Should You Share Data Of Threatened Species?
Or Should You Decline A Nature Selfie To Save Exotics From The Hordes?

July 23, 2018: University of Sydney
Scientists publishing locations of rare species have been blamed for helping poachers drive them to extinction, such as the local extinction of the Chinese cave gecko.

But an international group of scientists lead by Dr Ayesha Tulloch from the University of Sydney and the University of Queensland believes that data publishing is important to help many species.

"Species, like Australia's tiny grassland earless dragon, have received greater environmental protection because published data was available to show that they were in trouble," said Dr Tulloch.

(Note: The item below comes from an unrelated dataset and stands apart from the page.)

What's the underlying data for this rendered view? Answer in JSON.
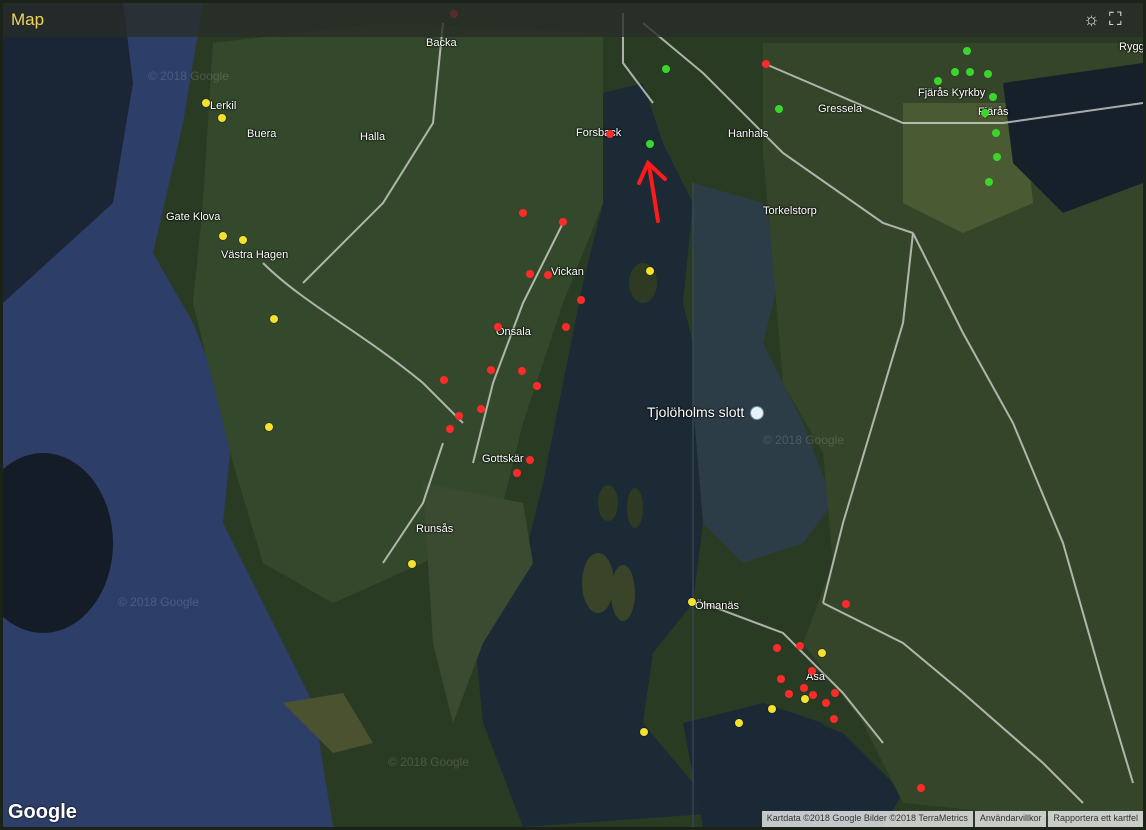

"The challenge is to share data in a way that avoids perverse outcomes such as local species extinctions from human exploitation.

"It is undeniable that in some cases, poachers have used published data to hunt down rare animals for the illegal wildlife trade.

"And even well-meaning people like bird watchers and sight seers can sometimes do damage when enough of them trample a patch of habitat."

"Which is why scientists and conservationists have continually called on location data to be turned off in nature photos to help preserve species."

"But stopping all data publishing is not the answer. Data publishing has also led to improved protection and conservation for many species.

"Good data helps conservation managers know where action is needed."

Dr Tulloch -- whose affiliations include The Centre of Excellence for Environmental Decisions and the Threatened Species Recovery Hub of the National Environmental Science Program; and the Desert Ecology Research Group -- said sharing data takes a balanced approach.

To address the challenge Dr Tulloch collaborated with scientists from nine organisations to design a framework that helps researchers and conservationists choose how to share sensitive data.

"A key aspect is identifying whether poaching, illegal trade or disturbance from eager spectators really poses a real threat which can't be managed.

"Then there are a number of ways you can deal with that data, such as only showing locations in 100km grid squares, that could allow it to be published without putting those species at risk.

"The sharing of species information is here to stay," said Dr Tulloch.

"Being clear about the pros and cons of making the data public will ensure that species are not put in more danger from new data being out in the public domain."

The authors of this paper are from the University of Queensland, Wildlife Conservation Society, the University of Sydney, Birdlife Australia, the University of Kansas, CSIRO, Terrestrial Ecosystem Research Network at the University of Adelaide, NSW Office of Environment and Heritage, and the Australian Museum.

Ayesha I. T. Tulloch, Nancy Auerbach, Stephanie Avery-Gomm, Elisa Bayraktarov, Nathalie Butt, Chris R. Dickman, Glenn Ehmke, Diana O. Fisher, Hedley Grantham, Matthew H. Holden, Tyrone H. Lavery, Nicholas P. Leseberg, Miles Nicholls, James O’Connor, Leslie Roberson, Anita K. Smyth, Zoe Stone, Vivitskaia Tulloch, Eren Turak, Glenda M. Wardle, James E. M. Watson. A decision tree for assessing the risks and benefits of publishing biodiversity data. Nature Ecology & Evolution, 2018; 2 (8): 1209 DOI: 10.1038/s41559-018-0608-1

The Night Parrot (Pezoporus occidentalis), was recently rediscovered in the arid zone of Australia. Exact population locations were kept secret to prevent the birds being disturbed by eager bird watchers or targeted by poachers. Historical published data is helping conservation managers to better understand the species. Credit: Nicholas P. Leseberg.

Disclaimer: These articles are not intended to provide medical advice, diagnosis or treatment.  Views expressed here do not necessarily reflect those of Pittwater Online News or its staff.